[ English ]

Be clever, play clever, and master craps the right way!

Games that use dice and the dice themselves goes back to the Middle Eastern Crusades, but modern craps is just about 100 years old. Modern craps developed from the old Anglo game referred to as Hazard. No one absolutely knows the ancestry of the game, although Hazard is said to have been discovered by the Englishman, Sir William of Tyre, in the 12th century. It is presumed that Sir William’s paladins gambled on Hazard through a siege on the citadel Hazarth in 1125 AD. The title Hazard was gotten from the castle’s name.

Early French colonizers brought the game Hazard to Nova Scotia.
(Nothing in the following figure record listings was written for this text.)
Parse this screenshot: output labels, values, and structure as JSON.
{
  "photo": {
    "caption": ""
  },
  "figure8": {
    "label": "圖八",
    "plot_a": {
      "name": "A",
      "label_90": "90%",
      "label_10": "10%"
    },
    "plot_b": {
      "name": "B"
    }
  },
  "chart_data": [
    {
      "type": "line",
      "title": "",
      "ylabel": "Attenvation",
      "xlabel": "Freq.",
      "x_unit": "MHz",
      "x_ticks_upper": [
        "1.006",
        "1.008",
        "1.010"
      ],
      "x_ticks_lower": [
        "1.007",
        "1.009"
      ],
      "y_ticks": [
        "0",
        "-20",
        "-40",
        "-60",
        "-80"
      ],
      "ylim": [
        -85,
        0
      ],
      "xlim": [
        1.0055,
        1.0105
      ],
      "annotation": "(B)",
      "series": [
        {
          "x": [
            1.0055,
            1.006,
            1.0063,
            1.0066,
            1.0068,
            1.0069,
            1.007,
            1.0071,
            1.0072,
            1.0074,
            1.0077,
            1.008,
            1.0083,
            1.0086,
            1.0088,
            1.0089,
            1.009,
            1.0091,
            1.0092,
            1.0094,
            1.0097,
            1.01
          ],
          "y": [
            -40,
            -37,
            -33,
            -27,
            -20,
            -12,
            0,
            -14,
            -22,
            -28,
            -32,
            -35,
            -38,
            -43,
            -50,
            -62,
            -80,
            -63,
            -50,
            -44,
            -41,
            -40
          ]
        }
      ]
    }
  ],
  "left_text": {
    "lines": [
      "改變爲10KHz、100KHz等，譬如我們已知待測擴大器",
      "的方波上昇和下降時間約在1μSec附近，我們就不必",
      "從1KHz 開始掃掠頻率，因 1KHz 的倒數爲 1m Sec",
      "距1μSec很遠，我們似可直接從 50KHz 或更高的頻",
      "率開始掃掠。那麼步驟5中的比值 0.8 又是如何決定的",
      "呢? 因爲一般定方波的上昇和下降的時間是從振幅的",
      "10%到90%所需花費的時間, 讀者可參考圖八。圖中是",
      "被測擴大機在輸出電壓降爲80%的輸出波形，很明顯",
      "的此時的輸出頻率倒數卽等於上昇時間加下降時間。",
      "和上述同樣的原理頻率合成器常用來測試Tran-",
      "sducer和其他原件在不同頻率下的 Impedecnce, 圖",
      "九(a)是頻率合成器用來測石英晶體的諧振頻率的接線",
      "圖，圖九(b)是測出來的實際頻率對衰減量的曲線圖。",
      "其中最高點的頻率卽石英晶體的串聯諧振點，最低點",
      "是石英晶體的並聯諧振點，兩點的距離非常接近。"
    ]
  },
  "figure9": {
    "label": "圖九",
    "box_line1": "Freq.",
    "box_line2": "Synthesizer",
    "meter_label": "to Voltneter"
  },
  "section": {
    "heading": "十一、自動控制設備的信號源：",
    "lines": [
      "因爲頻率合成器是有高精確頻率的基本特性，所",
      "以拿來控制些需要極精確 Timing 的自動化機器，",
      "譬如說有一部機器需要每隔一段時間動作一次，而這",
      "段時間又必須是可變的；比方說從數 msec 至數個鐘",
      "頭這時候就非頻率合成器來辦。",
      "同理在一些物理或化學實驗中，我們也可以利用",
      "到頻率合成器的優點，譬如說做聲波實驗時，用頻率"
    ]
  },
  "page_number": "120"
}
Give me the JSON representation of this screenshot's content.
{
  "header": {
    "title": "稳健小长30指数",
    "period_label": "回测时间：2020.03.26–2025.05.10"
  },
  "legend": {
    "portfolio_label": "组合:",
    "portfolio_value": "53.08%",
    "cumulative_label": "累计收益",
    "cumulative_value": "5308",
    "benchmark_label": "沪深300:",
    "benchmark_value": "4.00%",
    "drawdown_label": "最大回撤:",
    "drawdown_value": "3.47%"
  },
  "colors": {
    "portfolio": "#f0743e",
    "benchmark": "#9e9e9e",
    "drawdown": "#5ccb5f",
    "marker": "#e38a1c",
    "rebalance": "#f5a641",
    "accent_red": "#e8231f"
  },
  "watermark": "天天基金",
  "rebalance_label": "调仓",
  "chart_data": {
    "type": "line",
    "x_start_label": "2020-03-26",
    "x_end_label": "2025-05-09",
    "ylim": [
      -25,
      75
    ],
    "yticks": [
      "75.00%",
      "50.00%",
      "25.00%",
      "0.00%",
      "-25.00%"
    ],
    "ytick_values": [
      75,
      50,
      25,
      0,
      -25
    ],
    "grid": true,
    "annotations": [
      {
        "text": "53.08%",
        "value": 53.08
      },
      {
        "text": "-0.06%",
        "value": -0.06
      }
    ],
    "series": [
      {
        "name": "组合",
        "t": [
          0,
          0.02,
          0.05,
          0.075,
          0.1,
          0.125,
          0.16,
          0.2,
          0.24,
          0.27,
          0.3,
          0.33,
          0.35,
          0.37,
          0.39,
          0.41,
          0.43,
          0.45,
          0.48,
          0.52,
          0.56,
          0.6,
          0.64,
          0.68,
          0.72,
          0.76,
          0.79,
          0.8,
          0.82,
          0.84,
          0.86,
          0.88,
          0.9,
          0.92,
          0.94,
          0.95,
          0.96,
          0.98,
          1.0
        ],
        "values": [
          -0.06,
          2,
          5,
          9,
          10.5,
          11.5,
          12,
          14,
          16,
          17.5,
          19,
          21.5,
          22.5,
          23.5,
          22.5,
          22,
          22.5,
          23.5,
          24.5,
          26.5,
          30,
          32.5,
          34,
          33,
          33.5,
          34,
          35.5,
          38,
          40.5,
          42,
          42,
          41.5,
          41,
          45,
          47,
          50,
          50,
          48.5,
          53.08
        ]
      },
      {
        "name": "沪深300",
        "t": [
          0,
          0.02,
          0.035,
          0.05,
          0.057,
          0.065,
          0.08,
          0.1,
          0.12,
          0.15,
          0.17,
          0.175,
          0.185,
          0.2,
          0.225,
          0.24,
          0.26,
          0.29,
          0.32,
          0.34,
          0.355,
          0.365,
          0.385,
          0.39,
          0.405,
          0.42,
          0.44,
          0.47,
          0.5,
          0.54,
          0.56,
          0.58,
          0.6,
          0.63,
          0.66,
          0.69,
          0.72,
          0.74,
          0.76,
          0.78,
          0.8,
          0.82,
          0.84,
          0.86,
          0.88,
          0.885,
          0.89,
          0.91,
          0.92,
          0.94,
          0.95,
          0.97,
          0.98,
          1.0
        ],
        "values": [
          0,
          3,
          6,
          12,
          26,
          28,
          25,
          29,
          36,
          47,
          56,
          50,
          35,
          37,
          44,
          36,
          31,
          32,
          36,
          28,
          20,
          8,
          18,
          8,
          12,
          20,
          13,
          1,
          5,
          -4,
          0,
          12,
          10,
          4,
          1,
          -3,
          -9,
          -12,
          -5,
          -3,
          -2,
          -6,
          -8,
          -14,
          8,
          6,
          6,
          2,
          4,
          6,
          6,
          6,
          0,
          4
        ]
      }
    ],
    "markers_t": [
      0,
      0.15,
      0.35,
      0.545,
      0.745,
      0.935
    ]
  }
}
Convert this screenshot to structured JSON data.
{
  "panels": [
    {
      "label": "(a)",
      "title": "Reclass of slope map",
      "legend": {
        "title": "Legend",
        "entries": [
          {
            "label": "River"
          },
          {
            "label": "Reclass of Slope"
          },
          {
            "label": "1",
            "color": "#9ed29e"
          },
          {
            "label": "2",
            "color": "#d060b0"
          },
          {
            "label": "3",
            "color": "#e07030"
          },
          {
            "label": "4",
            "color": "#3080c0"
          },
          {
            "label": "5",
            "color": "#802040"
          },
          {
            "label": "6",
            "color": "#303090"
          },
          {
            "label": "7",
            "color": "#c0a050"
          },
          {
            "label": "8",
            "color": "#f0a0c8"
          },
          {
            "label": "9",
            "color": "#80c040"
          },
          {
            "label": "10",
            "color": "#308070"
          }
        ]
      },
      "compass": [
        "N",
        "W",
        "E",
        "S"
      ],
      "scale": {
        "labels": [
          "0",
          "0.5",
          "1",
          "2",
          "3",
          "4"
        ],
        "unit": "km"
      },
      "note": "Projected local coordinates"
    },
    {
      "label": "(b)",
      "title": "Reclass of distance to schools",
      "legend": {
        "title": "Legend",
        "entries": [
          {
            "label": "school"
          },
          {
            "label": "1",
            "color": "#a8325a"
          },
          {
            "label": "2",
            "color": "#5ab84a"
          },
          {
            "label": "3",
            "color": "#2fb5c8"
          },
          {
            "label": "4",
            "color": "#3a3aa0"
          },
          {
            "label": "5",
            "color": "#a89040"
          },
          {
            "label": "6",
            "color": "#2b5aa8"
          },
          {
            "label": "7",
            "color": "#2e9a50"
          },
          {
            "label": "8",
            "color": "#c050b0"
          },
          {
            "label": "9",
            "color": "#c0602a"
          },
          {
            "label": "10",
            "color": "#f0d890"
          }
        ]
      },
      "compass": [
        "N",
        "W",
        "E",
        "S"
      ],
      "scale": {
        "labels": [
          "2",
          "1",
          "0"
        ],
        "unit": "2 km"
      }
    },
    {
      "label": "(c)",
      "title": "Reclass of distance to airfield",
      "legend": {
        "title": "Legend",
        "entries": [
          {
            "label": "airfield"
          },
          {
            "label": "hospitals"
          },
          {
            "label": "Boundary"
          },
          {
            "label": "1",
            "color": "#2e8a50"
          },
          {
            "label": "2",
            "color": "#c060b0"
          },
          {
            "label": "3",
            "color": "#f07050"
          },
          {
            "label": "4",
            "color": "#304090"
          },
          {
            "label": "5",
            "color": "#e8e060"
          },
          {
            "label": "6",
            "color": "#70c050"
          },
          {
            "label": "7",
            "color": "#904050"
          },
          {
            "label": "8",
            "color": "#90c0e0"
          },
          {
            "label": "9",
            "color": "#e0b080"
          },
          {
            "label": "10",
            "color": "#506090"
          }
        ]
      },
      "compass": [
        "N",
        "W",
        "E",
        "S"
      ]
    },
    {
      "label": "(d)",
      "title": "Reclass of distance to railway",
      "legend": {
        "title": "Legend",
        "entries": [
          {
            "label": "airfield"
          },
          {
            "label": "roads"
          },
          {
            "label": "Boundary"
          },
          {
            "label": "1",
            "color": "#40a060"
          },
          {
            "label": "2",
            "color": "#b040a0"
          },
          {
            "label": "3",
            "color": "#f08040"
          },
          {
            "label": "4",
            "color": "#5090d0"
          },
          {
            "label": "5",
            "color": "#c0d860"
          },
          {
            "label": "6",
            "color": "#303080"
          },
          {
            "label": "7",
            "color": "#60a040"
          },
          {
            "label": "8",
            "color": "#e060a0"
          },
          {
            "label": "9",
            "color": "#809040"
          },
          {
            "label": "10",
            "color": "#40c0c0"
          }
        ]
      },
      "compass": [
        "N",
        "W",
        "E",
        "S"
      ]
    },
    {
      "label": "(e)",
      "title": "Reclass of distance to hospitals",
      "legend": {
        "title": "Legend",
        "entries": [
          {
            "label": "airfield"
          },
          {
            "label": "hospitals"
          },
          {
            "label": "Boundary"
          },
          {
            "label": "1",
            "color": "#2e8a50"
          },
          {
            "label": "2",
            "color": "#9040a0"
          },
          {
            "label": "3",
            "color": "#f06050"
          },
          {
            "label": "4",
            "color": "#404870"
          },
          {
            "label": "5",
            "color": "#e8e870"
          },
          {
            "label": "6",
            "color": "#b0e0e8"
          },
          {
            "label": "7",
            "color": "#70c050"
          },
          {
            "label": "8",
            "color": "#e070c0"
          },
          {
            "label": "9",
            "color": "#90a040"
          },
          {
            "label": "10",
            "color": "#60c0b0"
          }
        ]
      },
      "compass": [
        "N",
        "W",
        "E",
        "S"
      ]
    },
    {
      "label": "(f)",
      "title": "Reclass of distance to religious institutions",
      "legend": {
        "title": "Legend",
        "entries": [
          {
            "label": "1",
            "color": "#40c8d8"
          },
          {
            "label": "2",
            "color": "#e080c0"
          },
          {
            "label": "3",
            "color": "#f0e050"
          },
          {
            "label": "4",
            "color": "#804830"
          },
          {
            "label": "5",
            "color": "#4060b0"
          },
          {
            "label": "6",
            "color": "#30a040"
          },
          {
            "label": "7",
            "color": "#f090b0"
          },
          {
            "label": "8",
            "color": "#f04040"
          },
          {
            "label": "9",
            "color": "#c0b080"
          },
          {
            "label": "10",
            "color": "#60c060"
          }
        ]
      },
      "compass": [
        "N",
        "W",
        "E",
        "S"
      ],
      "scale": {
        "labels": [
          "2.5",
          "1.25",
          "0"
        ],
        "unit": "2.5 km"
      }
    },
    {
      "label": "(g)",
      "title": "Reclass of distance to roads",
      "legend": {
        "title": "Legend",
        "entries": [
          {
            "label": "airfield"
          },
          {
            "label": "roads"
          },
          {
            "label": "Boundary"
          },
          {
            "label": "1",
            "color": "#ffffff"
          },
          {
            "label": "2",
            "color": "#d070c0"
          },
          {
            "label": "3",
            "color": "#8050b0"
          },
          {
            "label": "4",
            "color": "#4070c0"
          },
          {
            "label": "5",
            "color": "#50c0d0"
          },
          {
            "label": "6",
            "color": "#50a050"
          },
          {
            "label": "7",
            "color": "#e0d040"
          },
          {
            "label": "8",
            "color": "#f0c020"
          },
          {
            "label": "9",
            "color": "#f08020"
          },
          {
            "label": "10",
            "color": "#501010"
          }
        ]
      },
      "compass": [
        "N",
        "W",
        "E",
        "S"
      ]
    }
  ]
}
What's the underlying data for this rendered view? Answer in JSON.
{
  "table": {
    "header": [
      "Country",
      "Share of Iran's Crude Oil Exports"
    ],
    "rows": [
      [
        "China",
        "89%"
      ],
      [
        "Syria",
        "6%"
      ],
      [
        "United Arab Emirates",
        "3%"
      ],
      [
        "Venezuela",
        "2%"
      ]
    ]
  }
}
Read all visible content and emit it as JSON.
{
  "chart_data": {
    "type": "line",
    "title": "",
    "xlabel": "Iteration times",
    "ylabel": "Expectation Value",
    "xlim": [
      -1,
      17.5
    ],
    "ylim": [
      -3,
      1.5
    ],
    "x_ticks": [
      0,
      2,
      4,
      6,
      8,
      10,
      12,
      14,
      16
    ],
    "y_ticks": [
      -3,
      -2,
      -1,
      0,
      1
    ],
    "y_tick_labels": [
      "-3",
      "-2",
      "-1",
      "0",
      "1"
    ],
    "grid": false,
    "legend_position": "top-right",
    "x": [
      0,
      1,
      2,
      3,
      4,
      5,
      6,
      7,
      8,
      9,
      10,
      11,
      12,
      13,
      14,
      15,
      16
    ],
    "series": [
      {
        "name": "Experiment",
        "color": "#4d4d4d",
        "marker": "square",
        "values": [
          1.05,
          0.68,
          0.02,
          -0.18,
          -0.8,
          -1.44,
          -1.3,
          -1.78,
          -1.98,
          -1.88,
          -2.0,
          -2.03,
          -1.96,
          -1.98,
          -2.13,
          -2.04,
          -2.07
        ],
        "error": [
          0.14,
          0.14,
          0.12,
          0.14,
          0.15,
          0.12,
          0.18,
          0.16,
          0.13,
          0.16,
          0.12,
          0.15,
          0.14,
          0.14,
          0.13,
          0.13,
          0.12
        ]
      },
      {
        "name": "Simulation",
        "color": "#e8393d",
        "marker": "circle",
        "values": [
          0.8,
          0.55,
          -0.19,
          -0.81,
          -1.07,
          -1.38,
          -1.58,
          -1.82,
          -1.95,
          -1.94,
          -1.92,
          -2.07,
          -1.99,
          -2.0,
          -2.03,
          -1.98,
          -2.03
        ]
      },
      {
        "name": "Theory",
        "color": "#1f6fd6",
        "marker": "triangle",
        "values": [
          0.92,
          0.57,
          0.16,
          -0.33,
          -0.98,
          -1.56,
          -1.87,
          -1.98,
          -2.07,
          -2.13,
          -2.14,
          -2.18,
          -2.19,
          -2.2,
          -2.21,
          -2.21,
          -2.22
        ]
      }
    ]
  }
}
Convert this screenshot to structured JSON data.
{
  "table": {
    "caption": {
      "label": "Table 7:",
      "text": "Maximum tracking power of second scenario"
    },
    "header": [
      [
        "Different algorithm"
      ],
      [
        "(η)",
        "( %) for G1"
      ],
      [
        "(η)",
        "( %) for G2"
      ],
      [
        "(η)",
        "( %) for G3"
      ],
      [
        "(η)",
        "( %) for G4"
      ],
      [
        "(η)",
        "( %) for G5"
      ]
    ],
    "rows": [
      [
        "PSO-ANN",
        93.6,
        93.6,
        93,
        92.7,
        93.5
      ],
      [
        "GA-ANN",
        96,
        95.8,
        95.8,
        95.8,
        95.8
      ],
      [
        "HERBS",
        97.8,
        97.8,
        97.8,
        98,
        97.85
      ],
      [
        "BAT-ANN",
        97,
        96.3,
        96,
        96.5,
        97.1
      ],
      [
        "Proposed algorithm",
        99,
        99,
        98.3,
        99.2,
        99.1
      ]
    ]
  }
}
In the 1700s, when banished by the British, the French headed down south and settled in southern Louisiana where they after a while became known as Cajuns. When they were driven out of Acadia, they brought their preferred game, Hazard, along. The Cajuns simplified the game and made it mathematically fair. It is said that the Cajuns altered the name to craps, which was derived from the name of the losing throw of two in the game of Hazard, recognized as "crabs."

From Louisiana, the game extended to the Mississippi barges and all over the country. A good many consider the dice maker John H. Winn as the creator of modern craps. In the early 1900s, Winn developed the modern craps setup. He appended the Do not Pass line so gamblers could wager on the dice to lose. Later, he created the spots for Place bets and added the Big 6, Big 8, and Hardways.